At the University of Alaska Museum of the North (UAMN) you can explore Alaska Native cultures, natural wonders, and diverse wildlife. Get inspired by 2,000 years of Alaska art and see our special exhibit about Alaska’s dinosaurs.
UAMN offers a wide array of activities and resources for families, children, students, teachers, community members, and visitors of all ages and backgrounds. Learn from the extraordinary diversity of the museum collections and related research. Connect with Alaska’s science, arts, and cultures.
Join us during hands-on family programs, plan a field trip or birthday party, or trigger your curiosity in our Family Room. We encourage families to learn and explore together. Passes for the museum are available for check out at the public library. Museum members and Alaska military families get in free all year.
Your discoveries start here!
Explore a different theme every month! Discover science, culture, and art through interactive investigations, hands-on exploration, and crafts. Our activities are designed to stimulate curiosity and encourage multigenerational collaboration. Drop in to the Creativity Lab during program times and enjoy an experience together. Find more information on our Family Programs webpage.
- EARLY EXPLORERS (ages 0-5, with adult): Fridays, 10 am-noon
- JUNIOR CURATORS (ages 6+, with adult): One Saturday a month, 2-4 pm
- TEEN STUDIO (ages 13-18): Select Saturdays, 2-4 pm (registration required)
Other programs and events include workshops, monthly Family Days with free admission for kids, our annual museum sleepover, and outreach at the Noel Wien Library. See our monthly flyer for a full list of events.
Sign up for the UAMN eNews to get news and event announcements.
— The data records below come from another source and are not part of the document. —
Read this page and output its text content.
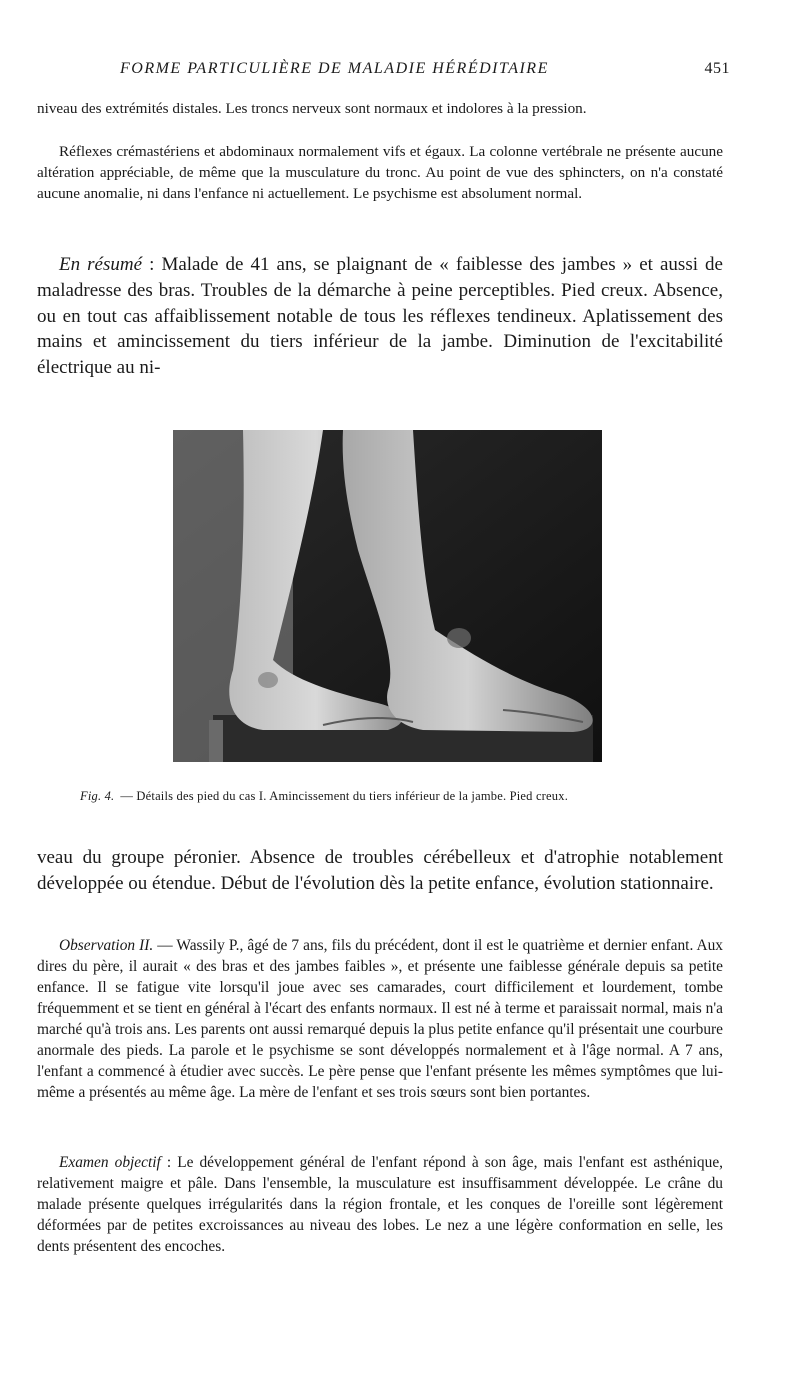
FORME PARTICULIÈRE DE MALADIE HÉRÉDITAIRE	451

niveau des extrémités distales. Les troncs nerveux sont normaux et indolores à la pression.

Réflexes crémastériens et abdominaux normalement vifs et égaux. La colonne vertébrale ne présente aucune altération appréciable, de même que la musculature du tronc. Au point de vue des sphincters, on n'a constaté aucune anomalie, ni dans l'enfance ni actuellement. Le psychisme est absolument normal.

En résumé : Malade de 41 ans, se plaignant de « faiblesse des jambes » et aussi de maladresse des bras. Troubles de la démarche à peine perceptibles. Pied creux. Absence, ou en tout cas affaiblissement notable de tous les réflexes tendineux. Aplatissement des mains et amincissement du tiers inférieur de la jambe. Diminution de l'excitabilité électrique au ni-

Fig. 4. — Détails des pied du cas I. Amincissement du tiers inférieur de la jambe. Pied creux.

veau du groupe péronier. Absence de troubles cérébelleux et d'atrophie notablement développée ou étendue. Début de l'évolution dès la petite enfance, évolution stationnaire.

Observation II. — Wassily P., âgé de 7 ans, fils du précédent, dont il est le quatrième et dernier enfant. Aux dires du père, il aurait « des bras et des jambes faibles », et présente une faiblesse générale depuis sa petite enfance. Il se fatigue vite lorsqu'il joue avec ses camarades, court difficilement et lourdement, tombe fréquemment et se tient en général à l'écart des enfants normaux. Il est né à terme et paraissait normal, mais n'a marché qu'à trois ans. Les parents ont aussi remarqué depuis la plus petite enfance qu'il présentait une courbure anormale des pieds. La parole et le psychisme se sont développés normalement et à l'âge normal. A 7 ans, l'enfant a commencé à étudier avec succès. Le père pense que l'enfant présente les mêmes symptômes que lui-même a présentés au même âge. La mère de l'enfant et ses trois sœurs sont bien portantes.

Examen objectif : Le développement général de l'enfant répond à son âge, mais l'enfant est asthénique, relativement maigre et pâle. Dans l'ensemble, la musculature est insuffisamment développée. Le crâne du malade présente quelques irrégularités dans la région frontale, et les conques de l'oreille sont légèrement déformées par de petites excroissances au niveau des lobes. Le nez a une légère conformation en selle, les dents présentent des encoches.
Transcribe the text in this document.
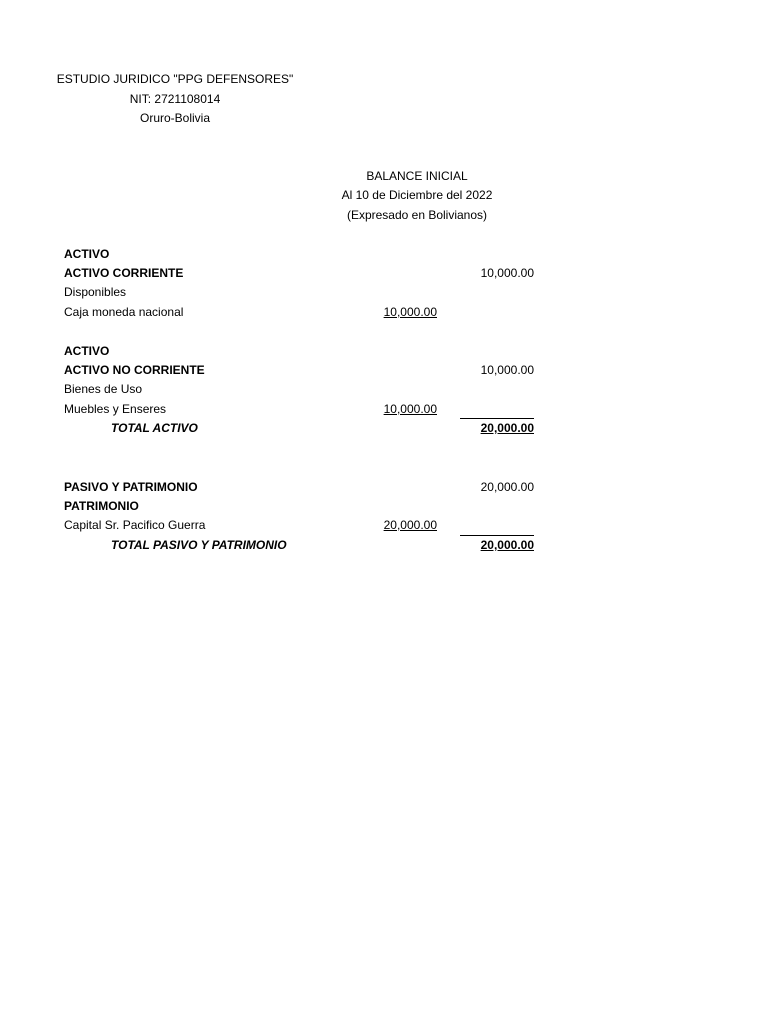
ESTUDIO JURIDICO "PPG DEFENSORES"
NIT: 2721108014
Oruro-Bolivia
BALANCE INICIAL
Al 10 de Diciembre del 2022
(Expresado en Bolivianos)
ACTIVO
ACTIVO CORRIENTE	10,000.00
Disponibles
Caja moneda nacional	10,000.00
ACTIVO
ACTIVO NO CORRIENTE	10,000.00
Bienes de Uso
Muebles y Enseres	10,000.00
TOTAL ACTIVO	20,000.00
PASIVO Y PATRIMONIO	20,000.00
PATRIMONIO
Capital Sr. Pacifico Guerra	20,000.00
TOTAL PASIVO Y PATRIMONIO	20,000.00
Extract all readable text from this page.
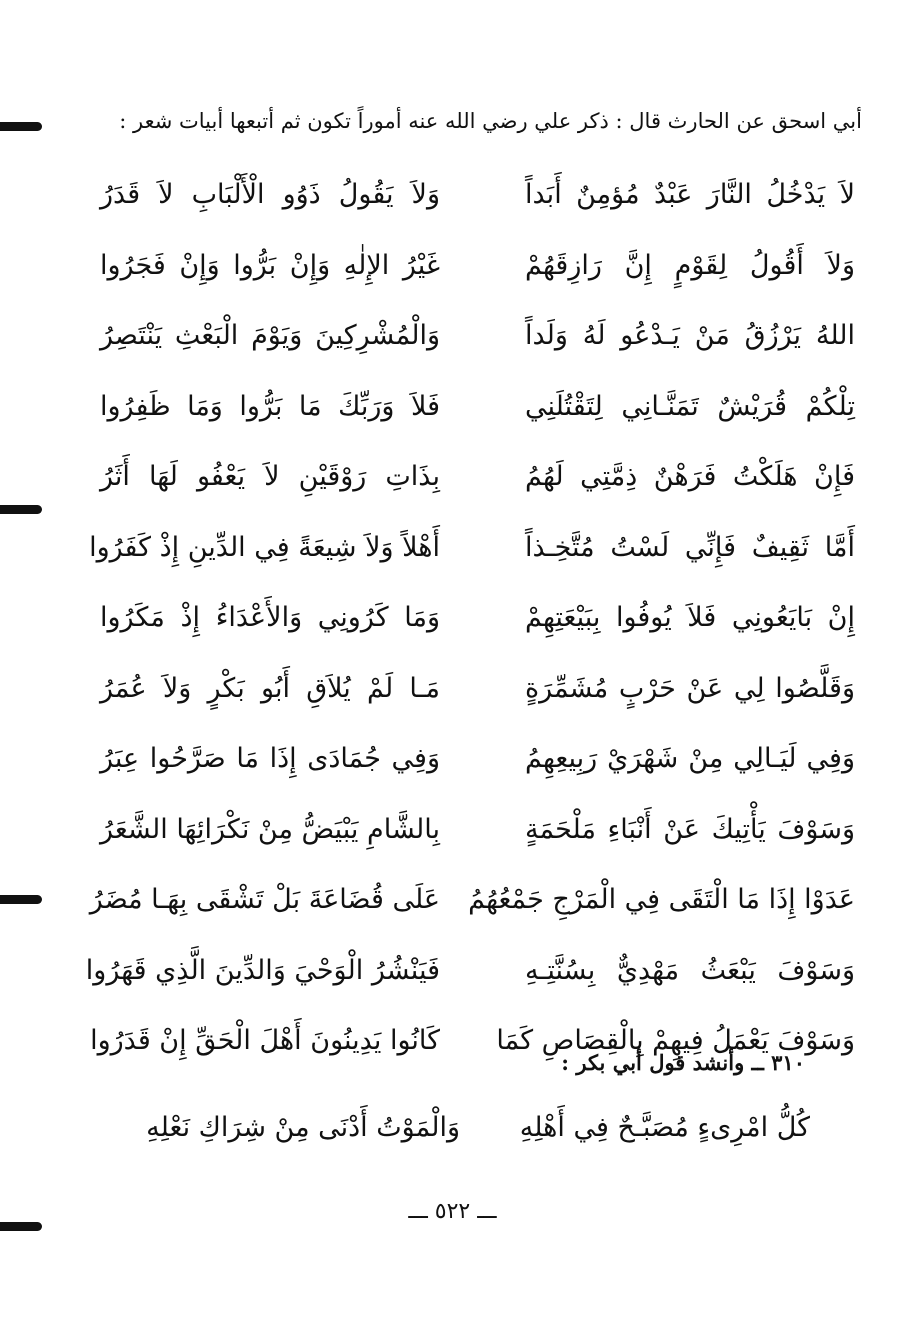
أبي اسحق عن الحارث قال : ذكر علي رضي الله عنه أموراً تكون ثم أتبعها أبيات شعر :
لاَ يَدْخُلُ النَّارَ عَبْدٌ مُؤمِنٌ أَبَداً
وَلاَ يَقُولُ ذَوُو الْأَلْبَابِ لاَ قَدَرُ
وَلاَ أَقُولُ لِقَوْمٍ إِنَّ رَازِقَهُمْ
غَيْرُ الإِلٰهِ وَإِنْ بَرُّوا وَإِنْ فَجَرُوا
اللهُ يَرْزُقُ مَنْ يَـدْعُو لَهُ وَلَداً
وَالْمُشْرِكِينَ وَيَوْمَ الْبَعْثِ يَنْتَصِرُ
تِلْكُمْ قُرَيْشٌ تَمَنَّـانِي لِتَقْتُلَنِي
فَلاَ وَرَبِّكَ مَا بَرُّوا وَمَا ظَفِرُوا
فَإِنْ هَلَكْتُ فَرَهْنٌ ذِمَّتِي لَهُمُ
بِذَاتِ رَوْقَيْنِ لاَ يَعْفُو لَهَا أَثَرُ
أَمَّا ثَقِيفٌ فَإِنِّي لَسْتُ مُتَّخِـذاً
أَهْلاً وَلاَ شِيعَةً فِي الدِّينِ إِذْ كَفَرُوا
إِنْ بَايَعُونِي فَلاَ يُوفُوا بِبَيْعَتِهِمْ
وَمَا كَرُونِي وَالأَعْدَاءُ إِذْ مَكَرُوا
وَقَلَّصُوا لِي عَنْ حَرْبٍ مُشَمِّرَةٍ
مَـا لَمْ يُلاَقِ أَبُو بَكْرٍ وَلاَ عُمَرُ
وَفِي لَيَـالِي مِنْ شَهْرَيْ رَبِيعِهِمُ
وَفِي جُمَادَى إِذَا مَا صَرَّحُوا عِبَرُ
وَسَوْفَ يَأْتِيكَ عَنْ أَنْبَاءِ مَلْحَمَةٍ
بِالشَّامِ يَبْيَضُّ مِنْ نَكْرَائِهَا الشَّعَرُ
عَدَوْا إِذَا مَا الْتَقَى فِي الْمَرْجِ جَمْعُهُمُ
عَلَى قُضَاعَةَ بَلْ تَشْقَى بِهَـا مُضَرُ
وَسَوْفَ يَبْعَثُ مَهْدِيٌّ بِسُنَّتِـهِ
فَيَنْشُرُ الْوَحْيَ وَالدِّينَ الَّذِي قَهَرُوا
وَسَوْفَ يَعْمَلُ فِيهِمْ بِالْقِصَاصِ كَمَا
كَانُوا يَدِينُونَ أَهْلَ الْحَقِّ إِنْ قَدَرُوا
٣١٠ ــ وأنشد قول أبي بكر :
كُلُّ امْرِىءٍ مُصَبَّـحٌ فِي أَهْلِهِ
وَالْمَوْتُ أَدْنَى مِنْ شِرَاكِ نَعْلِهِ
ـــ ٥٢٢ ـــ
The museum’s membership program pays for itself in just three visits. There are packages to fit families of all sizes. Members get in free all year and are eligible to sign up for our activity-packed club for kids, the UAMN Curiosity Club.
Curiosity Club members get free admission to family programs, a club button, birthday shout out, and monthly activity sheets.
With our hands-on programs, exhibits, movies, Family Room, and galleries, there are plenty of reasons to visit often. See which membership package fits your family or consider a gift of membership for someone you know.
UAMN serves students and educators with field trips, object-based teaching kits, science nights, afterschool partnerships, and Homeschool Day.
More than 3,000 students visit the museum each year on school field trips. Most are guided by volunteer docents. Local volunteers donate almost 1,500 hours a year to educational programs at the museum.
In addition to field trips, students engage with museum objects at science nights and through museum kits borrowed by teachers. We will come to you. Plan a UAMN Science Night at your school! UAMN also partners with the Fairbanks North Star Borough School District for afterschool programming and hosts a yearly Homeschool Day.
Every child should get a chance to spark their curiosity at UAMN!
Researchers at the Massachusetts General Hospital (MGH) have discovered a new role for a hormonal receptor involved in the sensory system early in development of the nasal brush.
As reported in Nature Neuroscience, the hormone receptor — called ERα — is found in the nasal cavity within nerve cells that are part of the nervous system developing into the nasal cavity around three weeks after birth.
ERα appeared during development in the womb as a vestigial response to odorous stimuli such as hair cloy, but it has since been found in the nasal cavity where functional odor neurons are located.
“The ability to detect subtle changes in olfactory sensory function through emergence of unique, dormant neurons in the olfactory system may greatly enhance scientists’ understanding of the total sensory system and serve as a cornerstone of regenerative medicine approaches to treat hearing loss and other hearing disorders,” says Eric C.
Moser, who leads the MIT Sloan Center for Regenerative Neuroscience.
The true relationship between humans and other mammals in the past remains unclear, but other studies suggest that humans may not be the only species capable of scent differentiation, with several species producing odor molecules expressed by neuroendocrine precursor cells.
Men with a genetic neuropathy that weakens the muscles used for swallowing, breathing and talking experience jaw pain that can be life-threatening.
The condition, known as chronic lateral thrush (CLT), is a leading cause of missed work hours and reduced productivity.
Insights from this vital but overlooked need for research found in early clinical trials of TR9-nA were recently published by a team led by Dr.
Jonathan Schwartzman, Associate Investigator at the Duke University Medical Research Institute (DMI).
“Patients with a lower risk of having such a sudden cardiac arrest may require more intensive monitoring and possibly more simultaneous tests to achieve predictive outcomes,” Oddy said by email.
Vasopressin is used to treat patients with severe chronic heart failure, heart cancer, diabetes or older patients with end-stage renal disease and medically necessary procedures.
Longer pleural extension was associated with a 16% lower likelihood of death, meaning patients with narrow pleural spaces were 54% more likely to die from COVID-19, and those with large pleural-like structures were 70% more likely to die.
Tyler Clengard, a researcher at the University of California, San Francisco, in an email.